I remember his suspenders. And his endless pacing.
He made you wonder if he forgot to stop by the bathroom before his presentation.
Every time he came to town he insisted on having an entire box full of new markers and three easels at the front of the room. And those large sticky pads of paper on them.
Our company paid him to fly into town and stand before us to boldly declare global trends.
It seemed like most of his predictions were wrong. Enough so that I wondered how he made any money declaring things that never transpired.
But, the truth was he wasn’t there to declare trends. He was there to make us think. About the big picture.
As he taunted members of the executive team to challenge his opinions he’d constantly bark a line that still rings in my ears years later.
“Stop hedging. Quit sitting there,” he’d say.
“Take a position!”
With one hand stretching out his suspenders and the other pointing a marker in your face he forced you to speak up.
“It’s time to take a position,” he’d call out.
I’ve now experienced enough of life to realize why my bosses paid him to annoy us with that line.
It’s because so few people are willing to take a position.
In business, it’s the biggest stumbling block to break out success.
In careers, it’s why most people are still in the job they swore they were going to leave five years… uh, fifteen years ago.
But, when it comes to the less trivial matters in life I’ve found a ton of what I call Wind Vanes.
These are the people who face whichever way the wind is blowing.
In matters of business strategy or societal morals and values they sit and listen. To the breeze. Only after discovering wind patterns in the room do they speak up. And expand the echo chamber.
I so badly desire more people who stand for something.
Few things bring me more happiness than a mid-level manager speaking up even as he gets used to the feel of the chairs in the conference room.
Or the teenager who left the party early. Or quickly deleted an inappropriate text.
Or the parent who got off the couch and sat in the pew.

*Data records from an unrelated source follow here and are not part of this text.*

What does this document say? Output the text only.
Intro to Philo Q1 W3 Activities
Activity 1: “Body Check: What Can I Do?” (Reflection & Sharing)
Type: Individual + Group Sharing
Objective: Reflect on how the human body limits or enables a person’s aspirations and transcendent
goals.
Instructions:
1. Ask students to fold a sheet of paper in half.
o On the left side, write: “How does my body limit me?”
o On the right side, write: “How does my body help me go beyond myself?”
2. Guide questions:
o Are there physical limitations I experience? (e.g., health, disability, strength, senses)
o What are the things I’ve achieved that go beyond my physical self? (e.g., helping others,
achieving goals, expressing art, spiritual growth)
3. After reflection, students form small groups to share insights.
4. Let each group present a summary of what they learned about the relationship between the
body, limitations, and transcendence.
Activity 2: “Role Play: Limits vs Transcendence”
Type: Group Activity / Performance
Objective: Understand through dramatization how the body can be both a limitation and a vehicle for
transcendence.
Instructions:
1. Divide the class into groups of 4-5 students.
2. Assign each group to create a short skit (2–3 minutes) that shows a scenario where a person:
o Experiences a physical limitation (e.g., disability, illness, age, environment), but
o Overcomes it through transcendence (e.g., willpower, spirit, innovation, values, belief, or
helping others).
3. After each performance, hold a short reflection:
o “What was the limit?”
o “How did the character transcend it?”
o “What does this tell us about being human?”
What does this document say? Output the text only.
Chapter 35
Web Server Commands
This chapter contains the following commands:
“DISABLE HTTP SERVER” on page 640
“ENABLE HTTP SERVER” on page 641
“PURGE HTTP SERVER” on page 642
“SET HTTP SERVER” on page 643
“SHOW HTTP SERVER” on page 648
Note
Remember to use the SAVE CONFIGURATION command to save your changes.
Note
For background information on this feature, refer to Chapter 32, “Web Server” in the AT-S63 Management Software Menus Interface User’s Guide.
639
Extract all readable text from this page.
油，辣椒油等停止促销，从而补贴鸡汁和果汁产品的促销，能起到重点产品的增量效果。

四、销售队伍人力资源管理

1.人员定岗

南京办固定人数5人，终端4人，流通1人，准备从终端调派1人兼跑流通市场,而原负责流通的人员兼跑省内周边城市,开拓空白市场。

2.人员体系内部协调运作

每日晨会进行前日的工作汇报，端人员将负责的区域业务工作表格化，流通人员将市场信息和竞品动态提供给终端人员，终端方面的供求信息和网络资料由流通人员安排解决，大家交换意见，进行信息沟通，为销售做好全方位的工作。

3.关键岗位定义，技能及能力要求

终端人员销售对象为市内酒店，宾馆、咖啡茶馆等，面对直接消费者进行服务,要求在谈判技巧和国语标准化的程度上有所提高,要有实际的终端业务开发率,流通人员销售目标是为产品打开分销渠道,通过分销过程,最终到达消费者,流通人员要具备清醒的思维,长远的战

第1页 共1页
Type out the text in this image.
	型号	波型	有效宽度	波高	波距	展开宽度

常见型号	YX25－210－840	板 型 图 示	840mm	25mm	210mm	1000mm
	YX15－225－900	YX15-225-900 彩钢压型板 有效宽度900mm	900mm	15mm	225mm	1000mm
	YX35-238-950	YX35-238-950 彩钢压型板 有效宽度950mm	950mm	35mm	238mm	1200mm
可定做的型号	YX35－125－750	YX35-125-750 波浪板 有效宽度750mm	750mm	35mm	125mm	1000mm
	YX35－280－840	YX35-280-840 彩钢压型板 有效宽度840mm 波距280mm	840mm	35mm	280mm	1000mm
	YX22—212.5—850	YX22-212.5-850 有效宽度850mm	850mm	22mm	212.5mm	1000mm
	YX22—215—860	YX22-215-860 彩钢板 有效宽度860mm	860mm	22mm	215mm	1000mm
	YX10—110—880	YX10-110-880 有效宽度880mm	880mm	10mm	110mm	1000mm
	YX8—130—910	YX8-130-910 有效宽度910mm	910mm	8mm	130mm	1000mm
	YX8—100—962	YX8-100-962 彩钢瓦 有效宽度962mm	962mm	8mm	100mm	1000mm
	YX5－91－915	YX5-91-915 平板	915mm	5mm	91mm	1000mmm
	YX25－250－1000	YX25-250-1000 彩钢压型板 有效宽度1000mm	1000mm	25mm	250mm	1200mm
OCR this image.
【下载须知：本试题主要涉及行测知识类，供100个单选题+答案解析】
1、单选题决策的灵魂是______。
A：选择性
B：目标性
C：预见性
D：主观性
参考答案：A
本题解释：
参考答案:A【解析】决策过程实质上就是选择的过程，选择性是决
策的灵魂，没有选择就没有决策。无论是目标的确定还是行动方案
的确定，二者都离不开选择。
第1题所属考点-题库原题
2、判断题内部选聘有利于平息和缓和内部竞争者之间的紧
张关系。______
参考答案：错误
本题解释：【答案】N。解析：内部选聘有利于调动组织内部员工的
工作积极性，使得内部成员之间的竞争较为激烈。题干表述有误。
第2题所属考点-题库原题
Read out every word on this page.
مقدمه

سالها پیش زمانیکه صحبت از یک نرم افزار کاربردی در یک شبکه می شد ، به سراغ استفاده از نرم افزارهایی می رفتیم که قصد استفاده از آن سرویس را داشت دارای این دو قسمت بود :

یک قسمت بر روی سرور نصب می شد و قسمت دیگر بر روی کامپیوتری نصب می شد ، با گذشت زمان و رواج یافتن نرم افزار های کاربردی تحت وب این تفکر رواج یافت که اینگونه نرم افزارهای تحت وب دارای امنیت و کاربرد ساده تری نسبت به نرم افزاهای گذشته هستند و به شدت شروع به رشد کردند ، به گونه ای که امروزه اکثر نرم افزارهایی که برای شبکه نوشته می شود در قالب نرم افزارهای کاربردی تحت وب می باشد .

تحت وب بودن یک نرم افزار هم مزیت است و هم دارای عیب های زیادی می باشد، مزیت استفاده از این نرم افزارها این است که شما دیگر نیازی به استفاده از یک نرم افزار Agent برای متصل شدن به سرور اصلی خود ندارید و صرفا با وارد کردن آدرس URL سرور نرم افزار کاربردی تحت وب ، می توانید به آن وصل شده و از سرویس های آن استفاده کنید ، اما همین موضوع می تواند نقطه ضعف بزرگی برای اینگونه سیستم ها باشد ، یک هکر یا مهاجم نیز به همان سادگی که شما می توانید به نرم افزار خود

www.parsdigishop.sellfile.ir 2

Or the employee willing to risk it as she reached for the next level.
The easy route through life is to gauge the wind.
To blend into the crowd.
To sit on the sidelines.
To be a spectator.
To straddle the fence.
I realize most employees just want a paycheck. Most people just want to be able to watch some TV. And most companies are okay living off last year’s clientele.
That path ensures your personal contribution will be limited. Your time here quickly forgotten.
And the company’s growth always in the low single digits.
History celebrates the one who stood alone.
The one who spoke up.
The one who offered a different way.
The one who dared to take a position.